Ranking Member Grijalva, Rep. McEachin Press Sec. Zinke to Clarify Regulatory “Task Force,” Deputy’s Regulatory Role
Washington, D.C. – Ranking Member Raúl M. Grijalva (D-Ariz.) and Subcommittee on Oversight and Investigations Ranking Member Donald McEachin (D-Va.) sent a pair of letters to Interior Secretary Ryan Zinke today pressing him for clarification on a recently announced Department of the Interior (DOI) “task force” charged with abolishing DOI regulations (available online at http://bit.ly/2p60QN6) and on the role of Acting Deputy Secretary of the Interior James Cason in the awarding of grants and in policy decision-making, which seems to have greatly expanded in recent days (available online at http://bit.ly/2pVjxH9).
Taken together, the letters represent Democrats’ latest efforts to increase transparency at the Department, which has faced increasing criticism and media scrutiny for its lack of public engagement under the Trump administration.
The Letter on Deputy Secretary Review of Major Decisions and Grant-making
Zinke sent a memo April 12 to all DOI Assistant Secretaries directing them to ensure that all bureau heads and office directors report to the Acting Deputy Secretary on all “proposed decisions” that have “nationwide, regional, or statewide impacts,” and that decisions may not be made until the Acting Deputy Secretary has “reviewed the report and provided clearance.”
Zinke’s memo also directs bureau heads and office directors to report to the Acting Deputy Secretary all Fiscal Year 2017 grants and cooperative agreements of $100,000 or greater before the final award is issued, in order to “assess how we are aligning our grants and cooperative agreements to Department priorities.”
As Grijalva and McEachin point out in today’s letter:
While the memo purports to be in part for the purpose of allowing the Acting Deputy Secretary to learn more about how Departmental decisions are made, the person currently filling the role of Acting Deputy Secretary, Mr.

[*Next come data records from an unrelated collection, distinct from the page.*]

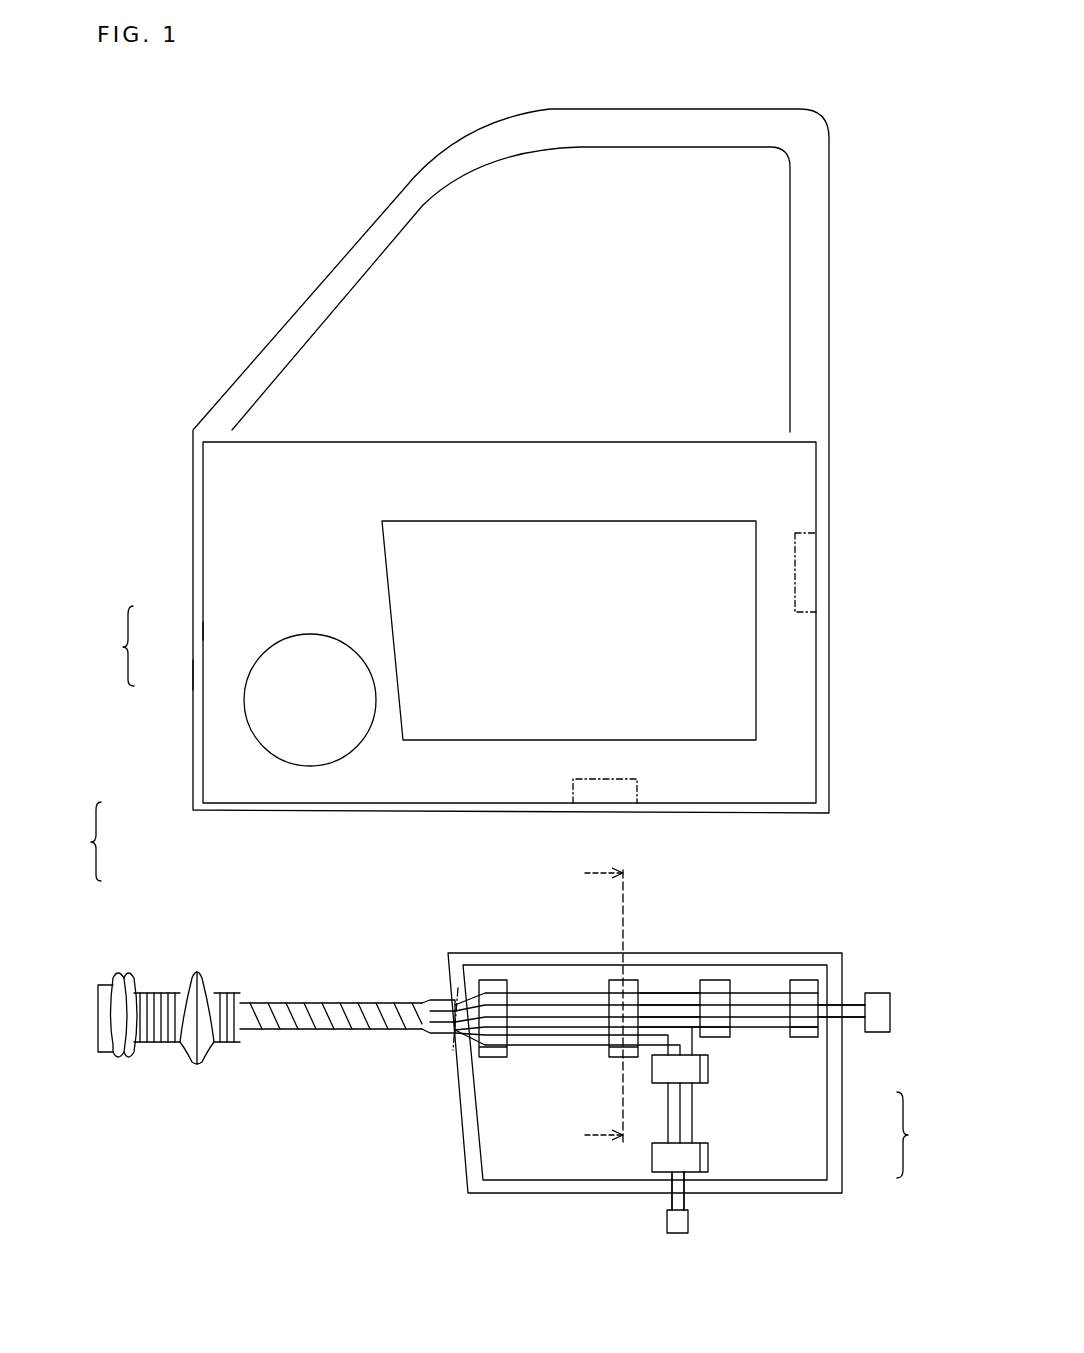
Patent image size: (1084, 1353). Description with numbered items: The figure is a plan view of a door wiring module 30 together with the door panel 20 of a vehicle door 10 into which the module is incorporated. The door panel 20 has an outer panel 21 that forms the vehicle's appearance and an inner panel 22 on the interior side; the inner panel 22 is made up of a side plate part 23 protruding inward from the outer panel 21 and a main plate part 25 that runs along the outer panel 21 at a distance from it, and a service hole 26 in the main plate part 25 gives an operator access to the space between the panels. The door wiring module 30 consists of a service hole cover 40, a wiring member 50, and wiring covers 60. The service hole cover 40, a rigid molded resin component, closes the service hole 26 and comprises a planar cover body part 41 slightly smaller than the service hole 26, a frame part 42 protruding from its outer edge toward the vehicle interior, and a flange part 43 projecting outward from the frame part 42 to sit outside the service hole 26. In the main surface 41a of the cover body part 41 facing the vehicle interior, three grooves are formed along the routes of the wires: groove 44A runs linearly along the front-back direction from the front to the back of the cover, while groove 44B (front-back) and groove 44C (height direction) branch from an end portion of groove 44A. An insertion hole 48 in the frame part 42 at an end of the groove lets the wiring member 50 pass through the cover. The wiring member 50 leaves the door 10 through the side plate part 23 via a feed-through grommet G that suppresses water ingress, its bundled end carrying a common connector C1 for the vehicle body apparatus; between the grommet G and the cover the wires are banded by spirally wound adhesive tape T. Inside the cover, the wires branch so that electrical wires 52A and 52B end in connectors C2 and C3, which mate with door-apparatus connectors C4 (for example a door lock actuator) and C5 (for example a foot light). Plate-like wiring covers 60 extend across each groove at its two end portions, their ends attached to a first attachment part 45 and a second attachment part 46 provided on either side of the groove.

The door 10 is at (84, 841).
The door panel 20 is at (489, 476).
The outer panel 21 is at (192, 554).
The inner panel 22 is at (117, 646).
The side plate part 23 is at (203, 673).
The main plate part 25 is at (225, 629).
The service hole 26 is at (745, 652).
The door wiring module 30 is at (165, 910).
The service hole cover 40 is at (692, 1103).
The cover body part 41 is at (810, 1112).
The main surface 41a is at (540, 1168).
The frame part 42 is at (825, 1128).
The flange part 43 is at (835, 1163).
The groove 44A is at (555, 990).
The groove 44B is at (765, 998).
The groove 44C is at (675, 1108).
The first attachment part 45 is at (498, 1057).
The second attachment part 46 is at (633, 985).
The insertion hole 48 is at (452, 1048).
The wiring member 50 is at (425, 995).
The electrical wire 52A is at (852, 1000).
The electrical wire 52B is at (686, 1204).
The wiring cover 60 is at (494, 984).
The common connector C1 is at (103, 1052).
The connector C2 is at (878, 993).
The connector C3 is at (677, 1234).
The connector C4 is at (803, 532).
The connector C5 is at (637, 797).
The grommet G is at (192, 1070).
The adhesive tape T is at (328, 1030).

James Cason, served as Associate Deputy Secretary for the Department of the Interior from 2001 through 2009, and would be expected to already have a good understanding about Departmental processes.
As the Billings Gazette, the largest newspaper in Zinke’s home state of Montana, reported April 28, the order has left the state’s natural resources agency “scrambling to understand and deal with the consequences,” especially given the importance of federal support for the state’s resources programs. The article pointed out the potential impacts of delayed funding to local conservation projects, some of which might be canceled if federal money is not available.
Among other requests, Grijalva and McEachin’s letter asks for any guidance issued to DOI agencies clarifying the scope of Cason’s review authority; an explanation of what approval or modification authority Cason can exercise over grants and regulatory decisions; and an clarification of the meaning of “nationwide, regional, or statewide impacts.”
The Letter on the DOI Deregulatory Task Force
Executive Order 13777, signed on Feb. 24, required the creation of “task forces” at federal agencies to review regulations and recommend repeal or modification after conversations with regulated industries and other stakeholders. The DOI task force, as E&E News reported April 24, consists of five political “beachhead” employees and one career staffer but no Senate-confirmed personnel or staff with clear technical expertise in land management, wildlife management, environmental protection, or safety regulation.
As Grijalva and McEachin write to Zinke, there is no information in the relevant Secretarial Order (SO 3349) “about how this task force will operate, where it fits in the regulatory review process created by SO 3349, whether any of its activities or decisions will be transparent and be made known to the public, whether it will accept public comments, or any other logistical detail.” Regulations are made through a public process, Grijalva and McEachin write, and no “review” should take place beyond the ability of the public to understand and comment on it:
As with the standard regulatory process, this task force should not operate in the dark. The American people deserve to know why certain regulations are or are not being considered for repeal or modification, how decisions to repeal or modify regulations are being made, and the true health, safety, environmental, and economic impacts of making changes to those regulations.
“Secretary Zinke’s recent memos look like an attempt to weaken our federal agencies from within and make it harder for career staff to do their jobs,” Grijalva said today. “Subjecting every meaningful grant and important decision to additional ‘review’ for compliance with an ideological agenda is not how we make policy in this country. Creating an industry-friendly task force that operates without public scrutiny and is able to recommend abolishing regulations without public comment is absurd and sets a dangerous precedent. Congress shouldn’t be ignoring this – it should be investigating with all the resources at its disposal.”
“Oversight processes and procedures must be transparent,” Rep. McEachin said. “The American people deserve to know more about how the Department of the Interior is making its decisions and determinations. This administration seems to always want to hide behind smoke, mirrors and alternative facts. Let’s throw open the doors so Americans can see how and what decisions are made.”